Energy storage: challenges and solutions

As we presented in our recent article on renewable heat, mankind’s energy needs are divided between electricity, transport, but also and mainly heat, or thermal energy.

The issue of storage concerns all these energy uses, heat as well as electricity: in short, it consists of “accumulating” energy for later use. However, the production of renewable energy faces a major problem: the variability and intermittency of the renewable resource used. This is particularly true of solar energy, which has multiple variability, both daily (weather) and seasonal.

Knowing how to store energy is therefore a key point in the energy transition, an essential issue for the massive introduction of renewable energy sources (RE) into our energy mix. And this is true for both thermal and electrical energy!

Electricity: the most familiar yet most complex storage solutions!

Today, the public is most familiar with the solutions dedicated to the storage of electricity.

infographie énergie electrique

However, while electricity is a very practical and efficient vector for transporting energy, its accumulation remains particularly difficult, and generally requires transformation to be stored in another form. The most common forms of electricity storage are those based on electrochemical solutions, using batteries (lead-acid, sodium-sulphur, lithium-ion, etc.). We use them on a daily basis, particularly for mobile applications (telephones or laptops).

Historically focused on low power applications, systems with higher capacities have been developing for a few years now, particularly for mobility applications (electric cars, with pioneering manufacturers such as Tesla and Nissan, followed today by all the manufacturers on the planet), but also with the development of even larger systems, making it possible to take part in the balancing of supply and demand when there is a surplus of renewable electricity production.

For example, the Victorian Big Battery, the largest battery in the world, installed in Australia and financed by the French independent producer Neoen, is a good example.    [1]  from 350 to 400 MW of power, based on the “Megapack” solution of the American company Tesla).

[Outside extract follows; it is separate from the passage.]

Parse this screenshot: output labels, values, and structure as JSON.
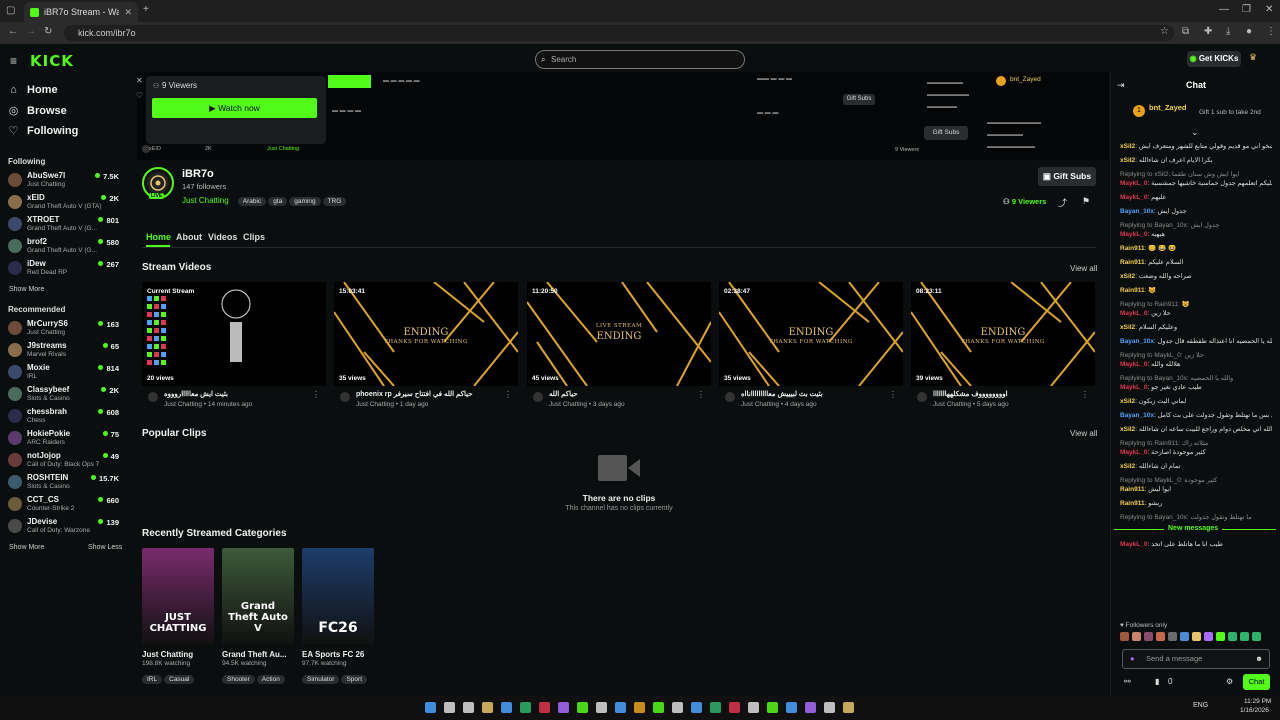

However, these solutions mainly meet storage needs of relatively short duration (a few hours to a few days for small powers) and can therefore only cover relatively small or medium quantities of energy. Finally, their cost remains relatively high and their lifespan is limited by the chemical degradation of the reactions. Although this battery sector is in full expansion, there are also other electricity storage sectors that allow for greater accumulation capacities, but their development potential currently appears to be low or limited:

  • Mechanical gravity solutions, such as pumped storage stations (PETS): this is the main solution used worldwide for massive energy storage in power plants. However, its development potential is currently limited by the number of sites suitable for its installation (in France in particular)
  • Compressed air energy storage (CAES) can also be used to store large amounts of power and energy over several weeks. However, its development potential is also limited by the sites required for its installation
  • Flywheel technology is also mature, but only allows a very short storage time and a limited amount of stored energy.

Yet the electricity storage option that is currently attracting the most interest, alongside batteries, is the use of hydrogen (and to a lesser extent other “power to gas” processes). This consists of producing hydrogen by electrolysis of water, using renewable electricity (photovoltaic solar panels, wind turbines, etc.). It is then possible to store this hydrogen, inject it into the gas transport network, power vehicles or even convert it back into electricity via a fuel cell.

The government and industry currently seem to have identified hydrogen as the most promising method of passive inter-seasonal storage, even if its cost is still very high and its large-scale development is not expected before 2035.[2]

Did you know? Since 2020, NASA has launched the “Watts on the Moon” competition to the general public (in the USA) to find new options for distributing, managing and storing the solar photovoltaic (electrical) energy that would be produced on the Moon! With nights lasting 350 hours in a row, extreme temperature changes… storing electricity on the moon is a real challenge, even for NASA!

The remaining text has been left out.